The surgeon then creates an incision, most commonly positioned on the back of the ear in the natural fold where the ear meets the head. This strategic placement ensures that any resulting scar is discreetly hidden from view after the healing process is complete. Once the cartilage is exposed, the main goal is to reduce the angle of protrusion by modifying the ear’s structure.
Two primary methods are used to reshape the cartilage and achieve the desired “pinning” effect. The suture technique involves using permanent internal stitches to fold the cartilage and secure it closer to the head. This method is preferred when the main issue is a poorly defined antihelical fold (the curved ridge inside the outer rim of the ear). The sutures are placed deeply to create the missing fold without altering the cartilage directly.
The second method involves direct modification of the cartilage, often called the scoring or removal technique. In this approach, a small amount of skin or cartilage may be removed, and the remaining cartilage is reshaped by scoring or thinning it to make it more pliable. The surgeon manipulates the cartilage to create the desired contour and decrease the depth of the conchal bowl. Permanent sutures hold the newly shaped cartilage framework in place.
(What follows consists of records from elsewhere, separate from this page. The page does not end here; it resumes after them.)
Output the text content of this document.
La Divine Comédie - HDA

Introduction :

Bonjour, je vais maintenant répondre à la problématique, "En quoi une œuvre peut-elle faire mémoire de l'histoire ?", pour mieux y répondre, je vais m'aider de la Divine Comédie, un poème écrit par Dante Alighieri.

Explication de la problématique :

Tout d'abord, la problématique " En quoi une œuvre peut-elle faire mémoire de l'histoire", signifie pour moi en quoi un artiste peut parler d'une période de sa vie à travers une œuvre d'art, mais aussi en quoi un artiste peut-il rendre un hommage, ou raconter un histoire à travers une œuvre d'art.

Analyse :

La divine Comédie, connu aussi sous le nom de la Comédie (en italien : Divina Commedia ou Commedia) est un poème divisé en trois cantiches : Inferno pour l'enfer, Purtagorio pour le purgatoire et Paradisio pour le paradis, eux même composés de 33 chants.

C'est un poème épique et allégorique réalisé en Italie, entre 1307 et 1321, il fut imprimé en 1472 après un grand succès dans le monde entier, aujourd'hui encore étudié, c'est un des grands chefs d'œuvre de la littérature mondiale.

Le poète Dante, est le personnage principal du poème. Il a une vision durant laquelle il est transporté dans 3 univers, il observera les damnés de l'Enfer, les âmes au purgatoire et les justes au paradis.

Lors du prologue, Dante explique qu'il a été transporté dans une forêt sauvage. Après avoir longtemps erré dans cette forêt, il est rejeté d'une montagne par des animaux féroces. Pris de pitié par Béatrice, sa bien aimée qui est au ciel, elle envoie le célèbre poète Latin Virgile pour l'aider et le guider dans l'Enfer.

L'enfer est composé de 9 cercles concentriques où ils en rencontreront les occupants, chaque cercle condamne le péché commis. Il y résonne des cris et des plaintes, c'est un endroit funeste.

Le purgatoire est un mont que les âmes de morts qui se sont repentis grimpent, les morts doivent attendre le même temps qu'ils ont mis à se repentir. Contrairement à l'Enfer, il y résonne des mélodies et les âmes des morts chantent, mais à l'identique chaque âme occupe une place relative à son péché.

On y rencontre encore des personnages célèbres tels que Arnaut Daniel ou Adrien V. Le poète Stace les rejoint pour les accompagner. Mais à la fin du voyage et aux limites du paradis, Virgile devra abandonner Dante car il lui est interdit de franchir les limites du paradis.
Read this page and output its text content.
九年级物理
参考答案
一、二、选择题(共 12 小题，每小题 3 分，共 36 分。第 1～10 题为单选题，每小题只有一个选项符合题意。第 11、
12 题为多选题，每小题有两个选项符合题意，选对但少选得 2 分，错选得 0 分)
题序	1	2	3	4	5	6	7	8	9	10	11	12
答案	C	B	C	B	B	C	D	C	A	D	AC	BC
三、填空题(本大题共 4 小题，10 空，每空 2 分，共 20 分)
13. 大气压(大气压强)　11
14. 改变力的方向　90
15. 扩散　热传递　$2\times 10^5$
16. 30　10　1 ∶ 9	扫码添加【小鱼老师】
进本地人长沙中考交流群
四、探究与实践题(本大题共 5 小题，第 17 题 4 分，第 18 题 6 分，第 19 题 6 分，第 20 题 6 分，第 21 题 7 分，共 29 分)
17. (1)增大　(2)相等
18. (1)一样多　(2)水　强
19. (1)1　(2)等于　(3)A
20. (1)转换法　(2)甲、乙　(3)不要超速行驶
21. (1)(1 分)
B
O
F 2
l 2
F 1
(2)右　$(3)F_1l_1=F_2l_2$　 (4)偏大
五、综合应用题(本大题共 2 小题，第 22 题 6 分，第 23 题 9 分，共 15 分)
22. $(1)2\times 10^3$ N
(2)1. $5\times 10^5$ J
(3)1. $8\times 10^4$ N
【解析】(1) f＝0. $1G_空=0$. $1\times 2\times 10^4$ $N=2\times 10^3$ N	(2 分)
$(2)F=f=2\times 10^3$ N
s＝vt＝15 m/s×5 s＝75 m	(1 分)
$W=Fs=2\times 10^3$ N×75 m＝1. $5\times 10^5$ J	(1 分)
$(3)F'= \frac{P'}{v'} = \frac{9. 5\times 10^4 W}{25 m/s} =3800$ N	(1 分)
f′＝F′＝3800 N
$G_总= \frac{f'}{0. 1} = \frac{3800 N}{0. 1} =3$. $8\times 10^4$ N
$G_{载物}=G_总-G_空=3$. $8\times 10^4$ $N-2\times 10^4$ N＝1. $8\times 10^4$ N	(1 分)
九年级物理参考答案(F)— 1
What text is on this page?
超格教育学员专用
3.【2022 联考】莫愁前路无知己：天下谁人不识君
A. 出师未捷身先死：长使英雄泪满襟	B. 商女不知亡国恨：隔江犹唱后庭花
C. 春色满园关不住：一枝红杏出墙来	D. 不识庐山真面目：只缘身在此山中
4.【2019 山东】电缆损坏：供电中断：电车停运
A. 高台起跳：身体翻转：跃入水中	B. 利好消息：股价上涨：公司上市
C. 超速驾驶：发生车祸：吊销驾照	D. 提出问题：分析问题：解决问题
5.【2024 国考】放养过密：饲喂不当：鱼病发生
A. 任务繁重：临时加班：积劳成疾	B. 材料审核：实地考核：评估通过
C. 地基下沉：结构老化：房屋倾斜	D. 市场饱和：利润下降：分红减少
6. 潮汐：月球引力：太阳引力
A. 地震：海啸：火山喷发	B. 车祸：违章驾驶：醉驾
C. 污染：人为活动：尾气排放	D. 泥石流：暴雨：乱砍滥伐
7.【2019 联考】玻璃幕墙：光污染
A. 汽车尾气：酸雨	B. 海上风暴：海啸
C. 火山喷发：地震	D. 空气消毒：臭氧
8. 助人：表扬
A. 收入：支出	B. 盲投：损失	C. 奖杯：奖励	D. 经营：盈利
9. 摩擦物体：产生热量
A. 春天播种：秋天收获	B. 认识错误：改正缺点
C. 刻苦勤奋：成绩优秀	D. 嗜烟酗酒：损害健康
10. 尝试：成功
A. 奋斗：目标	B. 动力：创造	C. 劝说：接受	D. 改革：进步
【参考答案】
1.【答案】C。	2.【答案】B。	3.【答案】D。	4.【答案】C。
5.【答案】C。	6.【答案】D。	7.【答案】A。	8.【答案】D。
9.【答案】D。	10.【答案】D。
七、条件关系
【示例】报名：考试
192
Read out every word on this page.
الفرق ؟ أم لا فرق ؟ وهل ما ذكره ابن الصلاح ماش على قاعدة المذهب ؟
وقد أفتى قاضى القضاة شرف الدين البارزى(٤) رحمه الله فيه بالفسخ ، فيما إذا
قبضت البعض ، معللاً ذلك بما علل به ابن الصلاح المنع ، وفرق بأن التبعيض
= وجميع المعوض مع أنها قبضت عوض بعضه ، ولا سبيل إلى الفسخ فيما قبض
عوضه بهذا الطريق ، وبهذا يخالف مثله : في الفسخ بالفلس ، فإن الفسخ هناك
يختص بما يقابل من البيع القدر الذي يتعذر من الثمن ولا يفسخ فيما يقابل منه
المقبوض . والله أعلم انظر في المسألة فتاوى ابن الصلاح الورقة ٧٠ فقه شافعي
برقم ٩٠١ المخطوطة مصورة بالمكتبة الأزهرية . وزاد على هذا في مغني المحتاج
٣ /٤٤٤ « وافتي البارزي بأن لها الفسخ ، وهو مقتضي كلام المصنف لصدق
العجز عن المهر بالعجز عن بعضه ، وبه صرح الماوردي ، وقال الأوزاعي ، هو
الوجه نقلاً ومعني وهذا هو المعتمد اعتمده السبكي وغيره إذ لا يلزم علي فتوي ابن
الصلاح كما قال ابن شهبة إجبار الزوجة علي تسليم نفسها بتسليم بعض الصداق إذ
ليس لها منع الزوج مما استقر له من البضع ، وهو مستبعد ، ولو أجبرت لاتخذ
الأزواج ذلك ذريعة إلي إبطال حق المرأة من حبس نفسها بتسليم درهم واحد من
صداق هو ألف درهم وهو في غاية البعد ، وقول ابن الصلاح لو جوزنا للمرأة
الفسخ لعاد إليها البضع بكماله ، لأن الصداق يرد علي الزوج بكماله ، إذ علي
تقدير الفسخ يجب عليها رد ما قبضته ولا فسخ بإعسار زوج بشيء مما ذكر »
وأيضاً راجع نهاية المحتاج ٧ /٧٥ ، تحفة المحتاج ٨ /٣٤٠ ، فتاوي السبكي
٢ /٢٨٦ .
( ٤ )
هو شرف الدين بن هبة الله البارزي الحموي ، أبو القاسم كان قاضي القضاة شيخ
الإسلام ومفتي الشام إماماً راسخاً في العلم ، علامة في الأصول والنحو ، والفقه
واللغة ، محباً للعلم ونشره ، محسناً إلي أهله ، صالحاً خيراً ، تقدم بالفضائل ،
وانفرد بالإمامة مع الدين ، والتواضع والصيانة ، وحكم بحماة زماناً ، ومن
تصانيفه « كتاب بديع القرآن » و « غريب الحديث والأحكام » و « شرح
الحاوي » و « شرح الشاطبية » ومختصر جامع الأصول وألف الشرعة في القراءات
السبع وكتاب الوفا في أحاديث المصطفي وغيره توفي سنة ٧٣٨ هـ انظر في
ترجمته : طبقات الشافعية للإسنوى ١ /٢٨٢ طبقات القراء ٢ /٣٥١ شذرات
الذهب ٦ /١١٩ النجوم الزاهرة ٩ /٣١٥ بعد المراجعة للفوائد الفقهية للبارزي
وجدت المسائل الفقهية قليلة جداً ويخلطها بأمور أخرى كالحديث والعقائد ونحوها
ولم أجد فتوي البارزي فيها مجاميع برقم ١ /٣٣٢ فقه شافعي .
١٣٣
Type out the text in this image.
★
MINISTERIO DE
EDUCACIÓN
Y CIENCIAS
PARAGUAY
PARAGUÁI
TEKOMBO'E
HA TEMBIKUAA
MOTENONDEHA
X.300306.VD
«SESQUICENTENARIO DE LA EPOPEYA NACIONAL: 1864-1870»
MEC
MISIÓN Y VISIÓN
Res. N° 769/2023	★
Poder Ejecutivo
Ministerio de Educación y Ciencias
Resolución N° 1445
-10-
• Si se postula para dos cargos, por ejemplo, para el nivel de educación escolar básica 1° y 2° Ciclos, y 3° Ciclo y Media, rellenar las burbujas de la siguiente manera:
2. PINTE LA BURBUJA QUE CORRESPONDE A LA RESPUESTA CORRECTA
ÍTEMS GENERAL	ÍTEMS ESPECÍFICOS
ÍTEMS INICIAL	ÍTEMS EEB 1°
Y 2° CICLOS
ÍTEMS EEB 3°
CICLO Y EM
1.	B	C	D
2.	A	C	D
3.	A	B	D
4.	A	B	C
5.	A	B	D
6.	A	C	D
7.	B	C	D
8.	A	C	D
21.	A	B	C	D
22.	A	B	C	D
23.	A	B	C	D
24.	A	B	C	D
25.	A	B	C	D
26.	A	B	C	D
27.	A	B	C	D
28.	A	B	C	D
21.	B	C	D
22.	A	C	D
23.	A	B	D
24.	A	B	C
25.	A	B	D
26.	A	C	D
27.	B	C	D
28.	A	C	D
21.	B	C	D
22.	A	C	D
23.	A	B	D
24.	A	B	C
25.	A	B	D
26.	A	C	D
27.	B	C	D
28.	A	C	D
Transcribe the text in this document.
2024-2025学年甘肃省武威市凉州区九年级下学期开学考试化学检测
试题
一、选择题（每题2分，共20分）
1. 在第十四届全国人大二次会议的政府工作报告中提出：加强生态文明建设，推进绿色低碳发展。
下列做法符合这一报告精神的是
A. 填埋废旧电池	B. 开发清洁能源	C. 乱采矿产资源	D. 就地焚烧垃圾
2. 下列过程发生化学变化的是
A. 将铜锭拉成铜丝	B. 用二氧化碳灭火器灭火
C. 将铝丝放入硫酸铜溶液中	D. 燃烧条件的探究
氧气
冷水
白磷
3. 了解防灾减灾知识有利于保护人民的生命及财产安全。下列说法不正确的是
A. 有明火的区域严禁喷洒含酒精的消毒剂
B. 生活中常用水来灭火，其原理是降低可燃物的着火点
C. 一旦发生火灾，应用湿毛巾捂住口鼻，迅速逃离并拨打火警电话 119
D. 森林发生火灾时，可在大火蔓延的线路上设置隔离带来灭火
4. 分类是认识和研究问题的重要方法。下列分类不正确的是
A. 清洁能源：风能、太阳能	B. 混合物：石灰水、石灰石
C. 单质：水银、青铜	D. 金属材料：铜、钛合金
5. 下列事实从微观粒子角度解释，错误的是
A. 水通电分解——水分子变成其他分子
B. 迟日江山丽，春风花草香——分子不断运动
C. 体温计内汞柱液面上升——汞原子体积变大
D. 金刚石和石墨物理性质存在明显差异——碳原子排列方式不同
The choice between the suture-only technique and the cartilage modification technique depends entirely on the specific anatomical issue causing the prominence. Some procedures may even combine aspects of both methods to achieve the most natural and symmetrical result. After the reshaping is complete, the external incision is closed with fine sutures, and a protective dressing is applied to the ear.
Immediate Recovery and Long-Term Results
Immediately following the procedure, a bulky head dressing is wrapped around the head to protect the ears and help maintain their new position during the initial healing phase. Patients should expect some mild discomfort, swelling, and bruising around the ears for the first few days. Pain medication is typically prescribed to manage any post-operative soreness.
The initial compression dressing is usually removed by the surgeon within a few days to a week. The patient is then instructed to wear a lighter, headband-like garment continuously for several weeks, and then only at night for several months. This headband provides support and prevents the ears from being accidentally bent or folded while sleeping. Non-dissolvable stitches are typically removed about one week after the operation.
Patients are advised to avoid any activities that could put stress on the ears, including contact sports, for at least six weeks. While temporary numbness or sensitivity in the ears is common, these sensations typically fade over time as the nerves recover. Slight asymmetry between the two ears is possible, as perfect symmetry is rarely found in nature.
The final results become progressively apparent as swelling subsides over the following weeks. Although the ears appear closer to the head immediately, the final contour and position are usually visible around three months post-surgery. The results are considered permanent, as the cartilage is surgically reshaped and secured in its new location.